Lots of talk these days about terrible, terrible problems. Big Government! Deficits! Same-Sex Marriage! The Income Tax! SOCIAL Security! Abortion! Immigration! The problematic natures of none of these things are even worth refuting. There are, however, some real problems facing American society in this vomitous horror known as “The Twenty-First Century,” to wit:
The Unitary Executive
You can Google this one to discover what a huge, unwieldy thing the Presidency has become since the start of World War II. All of the vast national security apparatuses that have grown up to protect America are part of the executive, the Presidency, after all.
Sixty something straight years of emergency powers, the Nazis, the Japanese, the Soviets, not to mention the War On Drugs, and now Al Qaida and the Taliban. Where will it end? It will end, won’t it? When it does, hopefully there will be one or two people remaining alive who remember what “normal” was like.
Corporations are artificial entities which by definition have agendas that are hostile to anyone and anything that exists beyond their own well defined four corners. As such, they should be handled with the same extreme care that should be exercised with plague infested blankets, loaded firearms, or poisonous reptiles.
Instead, corporations have achieved the status of persons, with the same rights and privileges as you and me under our own, United States of America, still-respected-around-the-world constitution. This result is counter-intuitive, morally reprehensible, and stupid.
And now they can even donate unlimited sums of money to political election campaigns. What fun!
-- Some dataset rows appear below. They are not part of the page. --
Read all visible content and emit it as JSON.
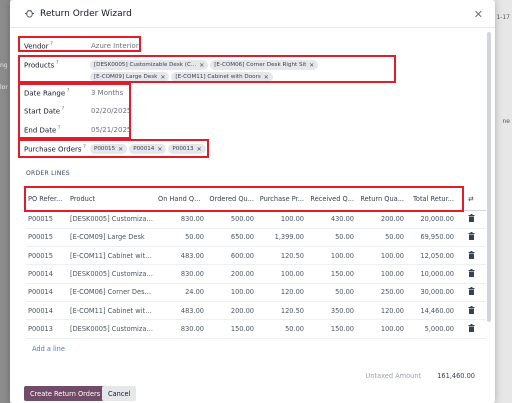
{
  "background": {
    "left_text": [
      "ng",
      "lor"
    ],
    "right_text": [
      "1-17",
      "ne"
    ]
  },
  "modal": {
    "title": "Return Order Wizard",
    "close_icon": "close-icon"
  },
  "form": {
    "vendor": {
      "label": "Vendor",
      "value": "Azure Interior"
    },
    "products": {
      "label": "Products",
      "tags": [
        "[DESK0005] Customizable Desk (C...",
        "[E-COM06] Corner Desk Right Sit",
        "[E-COM09] Large Desk",
        "[E-COM11] Cabinet with Doors"
      ]
    },
    "date_range": {
      "label": "Date Range",
      "value": "3 Months"
    },
    "start_date": {
      "label": "Start Date",
      "value": "02/20/2025"
    },
    "end_date": {
      "label": "End Date",
      "value": "05/21/2025"
    },
    "purchase_orders": {
      "label": "Purchase Orders",
      "tags": [
        "P00015",
        "P00014",
        "P00013"
      ]
    }
  },
  "order_lines": {
    "section_title": "ORDER LINES",
    "columns": [
      "PO Refer...",
      "Product",
      "On Hand Qu...",
      "Ordered Qu...",
      "Purchase Pr...",
      "Received Q...",
      "Return Qua...",
      "Total Retur..."
    ],
    "rows": [
      [
        "P00015",
        "[DESK0005] Customizabl...",
        "830.00",
        "500.00",
        "100.00",
        "430.00",
        "200.00",
        "20,000.00"
      ],
      [
        "P00015",
        "[E-COM09] Large Desk",
        "50.00",
        "650.00",
        "1,399.00",
        "50.00",
        "50.00",
        "69,950.00"
      ],
      [
        "P00015",
        "[E-COM11] Cabinet with ...",
        "483.00",
        "600.00",
        "120.50",
        "100.00",
        "100.00",
        "12,050.00"
      ],
      [
        "P00014",
        "[DESK0005] Customizabl...",
        "830.00",
        "200.00",
        "100.00",
        "150.00",
        "100.00",
        "10,000.00"
      ],
      [
        "P00014",
        "[E-COM06] Corner Desk R...",
        "24.00",
        "100.00",
        "120.00",
        "50.00",
        "250.00",
        "30,000.00"
      ],
      [
        "P00014",
        "[E-COM11] Cabinet with ...",
        "483.00",
        "200.00",
        "120.50",
        "350.00",
        "120.00",
        "14,460.00"
      ],
      [
        "P00013",
        "[DESK0005] Customizabl...",
        "830.00",
        "150.00",
        "50.00",
        "150.00",
        "100.00",
        "5,000.00"
      ]
    ],
    "add_line": "Add a line",
    "untaxed_label": "Untaxed Amount",
    "untaxed_value": "161,460.00"
  },
  "footer": {
    "create_label": "Create Return Orders",
    "cancel_label": "Cancel"
  },
  "colors": {
    "primary": "#714b67",
    "highlight": "#e11d2a"
  }
}
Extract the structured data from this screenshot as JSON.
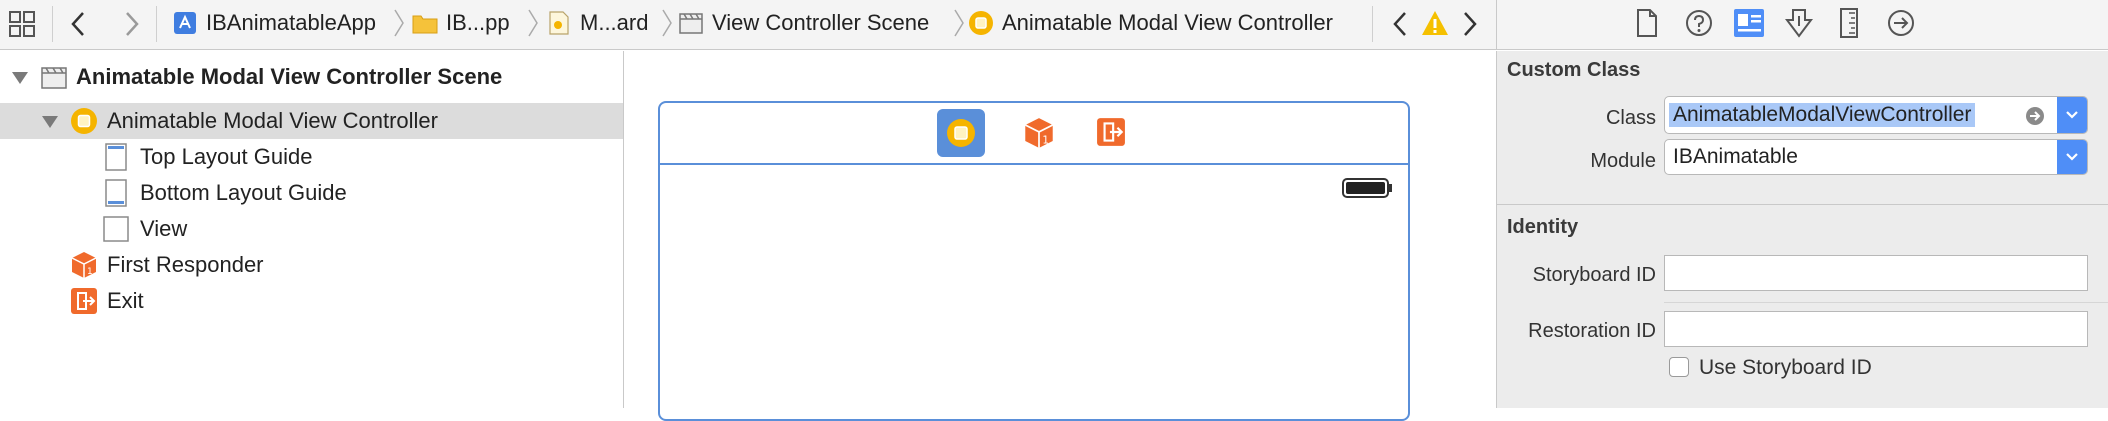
{
  "jumpbar": {
    "breadcrumbs": [
      {
        "label": "IBAnimatableApp",
        "icon": "xcode-project-icon"
      },
      {
        "label": "IB...pp",
        "icon": "folder-icon"
      },
      {
        "label": "M...ard",
        "icon": "storyboard-file-icon"
      },
      {
        "label": "View Controller Scene",
        "icon": "scene-icon"
      },
      {
        "label": "Animatable Modal View Controller",
        "icon": "view-controller-icon"
      }
    ]
  },
  "outline": {
    "scene_label": "Animatable Modal View Controller Scene",
    "items": [
      {
        "label": "Animatable Modal View Controller",
        "icon": "view-controller-icon",
        "selected": true
      },
      {
        "label": "Top Layout Guide",
        "icon": "layout-guide-icon"
      },
      {
        "label": "Bottom Layout Guide",
        "icon": "layout-guide-icon"
      },
      {
        "label": "View",
        "icon": "view-icon"
      },
      {
        "label": "First Responder",
        "icon": "first-responder-icon"
      },
      {
        "label": "Exit",
        "icon": "exit-icon"
      }
    ]
  },
  "inspector": {
    "tabs": [
      "file-inspector-icon",
      "quick-help-icon",
      "identity-inspector-icon",
      "attributes-inspector-icon",
      "size-inspector-icon",
      "connections-inspector-icon"
    ],
    "active_tab": "identity-inspector-icon",
    "custom_class": {
      "title": "Custom Class",
      "class_label": "Class",
      "class_value": "AnimatableModalViewController",
      "module_label": "Module",
      "module_value": "IBAnimatable"
    },
    "identity": {
      "title": "Identity",
      "storyboard_id_label": "Storyboard ID",
      "storyboard_id_value": "",
      "restoration_id_label": "Restoration ID",
      "restoration_id_value": "",
      "use_storyboard_id_label": "Use Storyboard ID",
      "use_storyboard_id_checked": false
    }
  },
  "colors": {
    "accent_blue": "#4f8ef7",
    "selection_gray": "#dcdcdc",
    "vc_yellow": "#f5b400",
    "responder_orange": "#f06a2c",
    "frame_blue": "#5a8fd9"
  }
}
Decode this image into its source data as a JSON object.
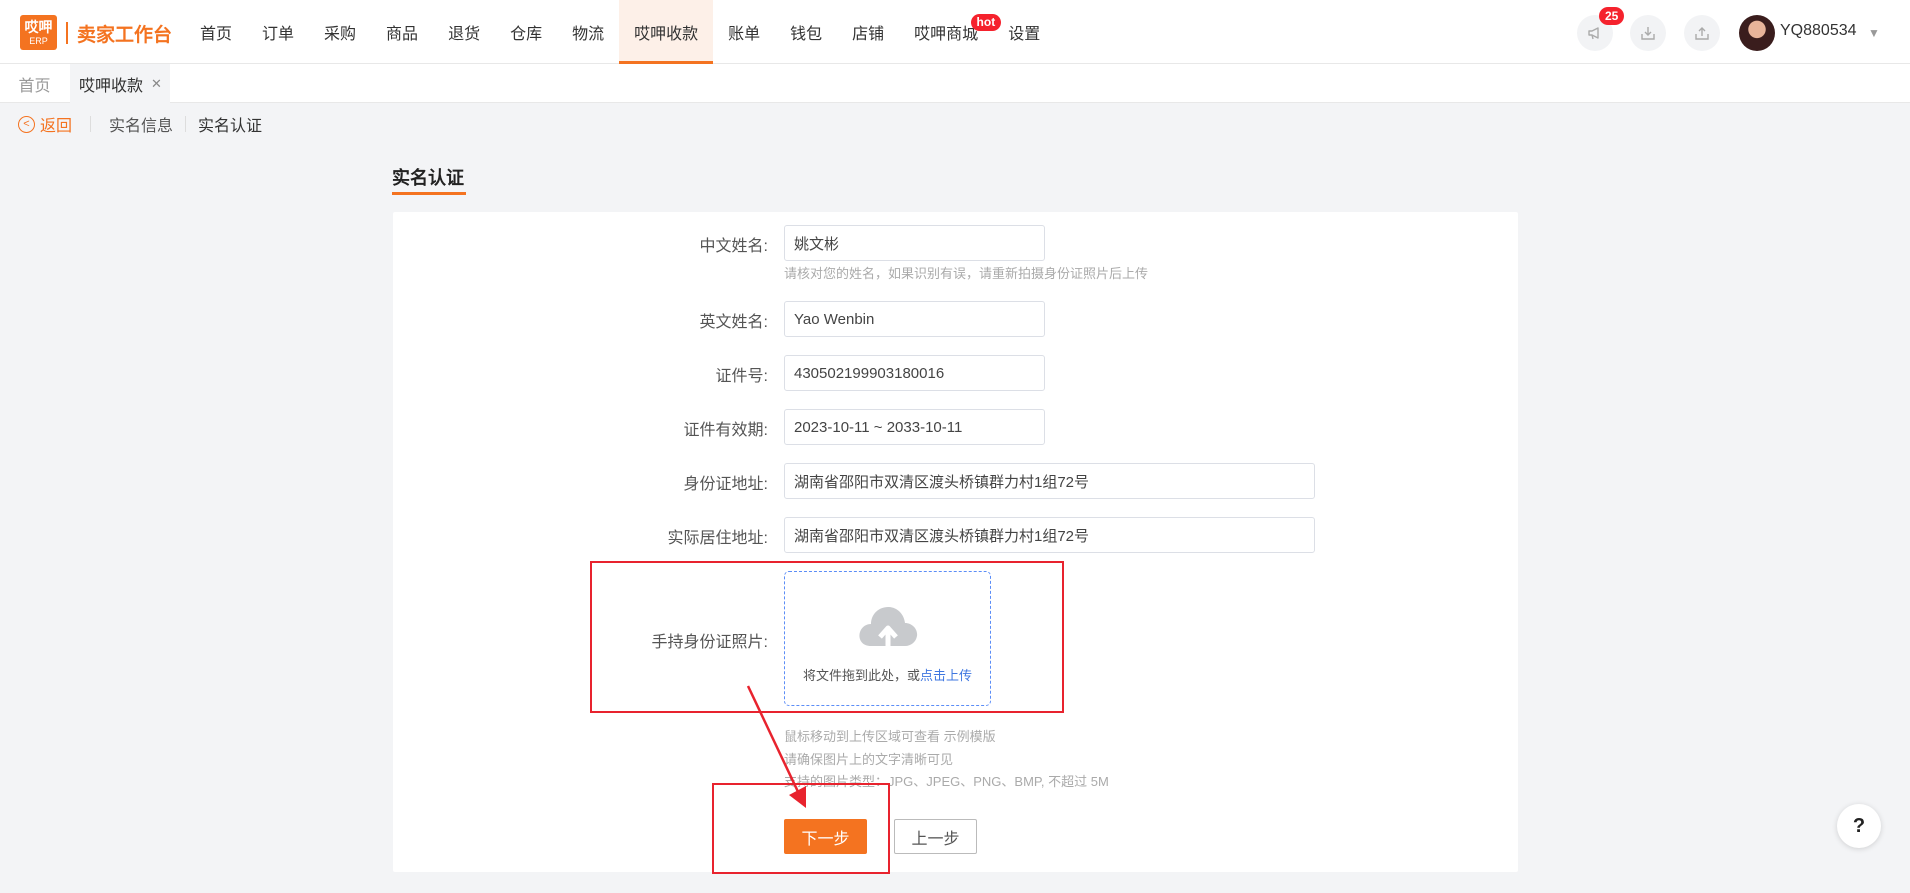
{
  "logo": {
    "mark_top": "哎呷",
    "mark_bottom": "ERP",
    "title": "卖家工作台"
  },
  "nav": {
    "items": [
      {
        "label": "首页"
      },
      {
        "label": "订单"
      },
      {
        "label": "采购"
      },
      {
        "label": "商品"
      },
      {
        "label": "退货"
      },
      {
        "label": "仓库"
      },
      {
        "label": "物流"
      },
      {
        "label": "哎呷收款",
        "active": true
      },
      {
        "label": "账单"
      },
      {
        "label": "钱包"
      },
      {
        "label": "店铺"
      },
      {
        "label": "哎呷商城",
        "badge": "hot"
      },
      {
        "label": "设置"
      }
    ]
  },
  "toolbar": {
    "notification_count": "25",
    "icons": [
      "megaphone-icon",
      "download-icon",
      "upload-icon"
    ],
    "username": "YQ880534"
  },
  "tabs": {
    "home": "首页",
    "active": "哎呷收款"
  },
  "breadcrumb": {
    "back": "返回",
    "step1": "实名信息",
    "step2": "实名认证"
  },
  "section": {
    "title": "实名认证"
  },
  "form": {
    "cn_name": {
      "label": "中文姓名:",
      "value": "姚文彬",
      "hint": "请核对您的姓名，如果识别有误，请重新拍摄身份证照片后上传"
    },
    "en_name": {
      "label": "英文姓名:",
      "value": "Yao Wenbin"
    },
    "id_number": {
      "label": "证件号:",
      "value": "430502199903180016"
    },
    "validity": {
      "label": "证件有效期:",
      "value": "2023-10-11 ~ 2033-10-11"
    },
    "id_address": {
      "label": "身份证地址:",
      "value": "湖南省邵阳市双清区渡头桥镇群力村1组72号"
    },
    "live_address": {
      "label": "实际居住地址:",
      "value": "湖南省邵阳市双清区渡头桥镇群力村1组72号"
    },
    "photo": {
      "label": "手持身份证照片:",
      "drop_text": "将文件拖到此处，或",
      "drop_link": "点击上传",
      "hint1": "鼠标移动到上传区域可查看 示例模版",
      "hint2": "请确保图片上的文字清晰可见",
      "hint3": "支持的图片类型：JPG、JPEG、PNG、BMP, 不超过 5M"
    },
    "next_label": "下一步",
    "prev_label": "上一步"
  },
  "help": {
    "label": "?"
  },
  "colors": {
    "accent": "#f47320",
    "annotation": "#e8232e",
    "link": "#3f77e0"
  }
}
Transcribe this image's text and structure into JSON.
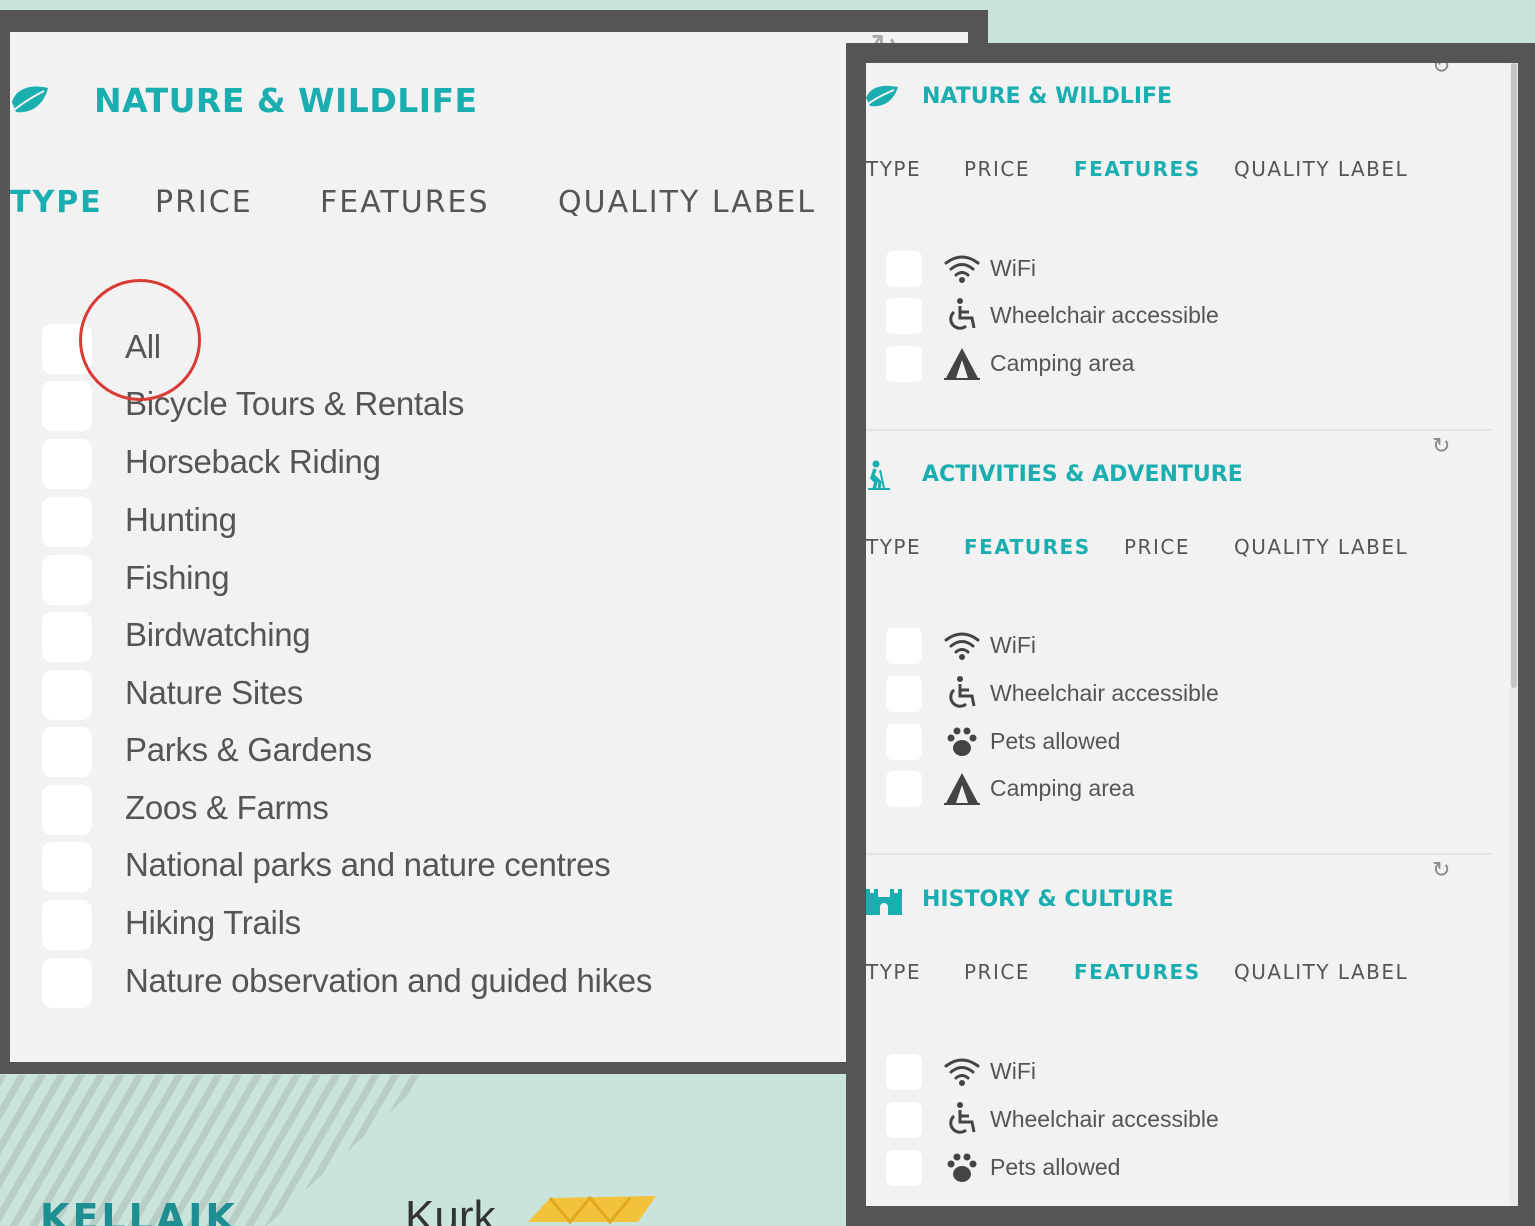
{
  "colors": {
    "accent": "#1aaeb0",
    "background": "#c9e4db",
    "frame": "#555555",
    "panel": "#f2f2f2",
    "highlight_circle": "#d93a35"
  },
  "left_panel": {
    "title": "NATURE & WILDLIFE",
    "icon": "leaf-icon",
    "tabs": [
      {
        "label": "TYPE",
        "active": true
      },
      {
        "label": "PRICE",
        "active": false
      },
      {
        "label": "FEATURES",
        "active": false
      },
      {
        "label": "QUALITY LABEL",
        "active": false
      }
    ],
    "items": [
      {
        "label": "All"
      },
      {
        "label": "Bicycle Tours & Rentals"
      },
      {
        "label": "Horseback Riding"
      },
      {
        "label": "Hunting"
      },
      {
        "label": "Fishing"
      },
      {
        "label": "Birdwatching"
      },
      {
        "label": "Nature Sites"
      },
      {
        "label": "Parks & Gardens"
      },
      {
        "label": "Zoos & Farms"
      },
      {
        "label": "National parks and nature centres"
      },
      {
        "label": "Hiking Trails"
      },
      {
        "label": "Nature observation and guided hikes"
      }
    ]
  },
  "right_panel": {
    "refresh_symbol": "↻",
    "sections": [
      {
        "title": "NATURE & WILDLIFE",
        "icon": "leaf-icon",
        "tabs": [
          {
            "label": "TYPE",
            "active": false
          },
          {
            "label": "PRICE",
            "active": false
          },
          {
            "label": "FEATURES",
            "active": true
          },
          {
            "label": "QUALITY LABEL",
            "active": false
          }
        ],
        "features": [
          {
            "label": "WiFi",
            "icon": "wifi-icon"
          },
          {
            "label": "Wheelchair accessible",
            "icon": "wheelchair-icon"
          },
          {
            "label": "Camping area",
            "icon": "tent-icon"
          }
        ]
      },
      {
        "title": "ACTIVITIES & ADVENTURE",
        "icon": "hiker-icon",
        "tabs": [
          {
            "label": "TYPE",
            "active": false
          },
          {
            "label": "FEATURES",
            "active": true
          },
          {
            "label": "PRICE",
            "active": false
          },
          {
            "label": "QUALITY LABEL",
            "active": false
          }
        ],
        "features": [
          {
            "label": "WiFi",
            "icon": "wifi-icon"
          },
          {
            "label": "Wheelchair accessible",
            "icon": "wheelchair-icon"
          },
          {
            "label": "Pets allowed",
            "icon": "paw-icon"
          },
          {
            "label": "Camping area",
            "icon": "tent-icon"
          }
        ]
      },
      {
        "title": "HISTORY & CULTURE",
        "icon": "castle-icon",
        "tabs": [
          {
            "label": "TYPE",
            "active": false
          },
          {
            "label": "PRICE",
            "active": false
          },
          {
            "label": "FEATURES",
            "active": true
          },
          {
            "label": "QUALITY LABEL",
            "active": false
          }
        ],
        "features": [
          {
            "label": "WiFi",
            "icon": "wifi-icon"
          },
          {
            "label": "Wheelchair accessible",
            "icon": "wheelchair-icon"
          },
          {
            "label": "Pets allowed",
            "icon": "paw-icon"
          }
        ]
      }
    ]
  },
  "footer": {
    "logo_left": "KELLAIK",
    "logo_right": "Kurk"
  }
}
Inadequate, Inappropriate Taxation
Many Americans laughed at Social Democrat inspired European levels of taxations, evincing that vaguely superior “we prefer freedom” posture that is so popular in our own era. They did this without recognizing that in return for paying those taxes, those European taxpayers got free, no-questions-asked, high quality medical care, a fail-safe safety net, generous vacations, and lavish retirement benefits. As a result, European workers had standards of living, peace of mind, and life results that in America were reserved for the way prosperous.
In America, our “Freedom” program is to tax the lower ranges of the income spectrum to pay not only for their own meager benefits, but also for the lion’s share of the sixteen aircraft carriers and the several ongoing, more or less permanent wars.
Plus, I don’t know about you, but I find it offensive that a system could exist under which all of the descendents, for all time, of one person who became accidentally, fabulously wealthy, should be able to enjoy the benefits of that money, i.e., the money that was stolen so long ago from the working people.
This one should be self explanatory! Meg Whitman is running about even with Jerry Brown in the polls for California governor, although she has invested sixty or more millions of her own dollars so far, and Jerry has spent almost nothing. What’s wrong with this picture? Don’t even get me started about Carly Fiorina (sic, if applicable, I have better things to remember than the spelling of this failure’s name).
It’s not only the millionaires, paying their own ways to power. It’s the regular guys and girls who take the various monies to enable themselves to get elected and then vote accordingly.
My official position on religion is that I respect the various religions of the world, although I do not chose to practice any. This position is somewhat disingenuous on my part, suffice it to say.
The majority of the America people hold reasonable beliefs on almost all of the debatable issues of our society. They do this quietly, with great discretion, choosing not to go demonstrably forth and proclaim their beliefs to the world.
For this reason, the slightly retarded minority of Americans who shout their idiotic beliefs from any available rooftop get all the play. This is a shame.
The Almost Universal Inability To Separate Fantasy From Reality
Guilty! Let’s get that out of the way right off.
Help me out here . . . what am I forgetting?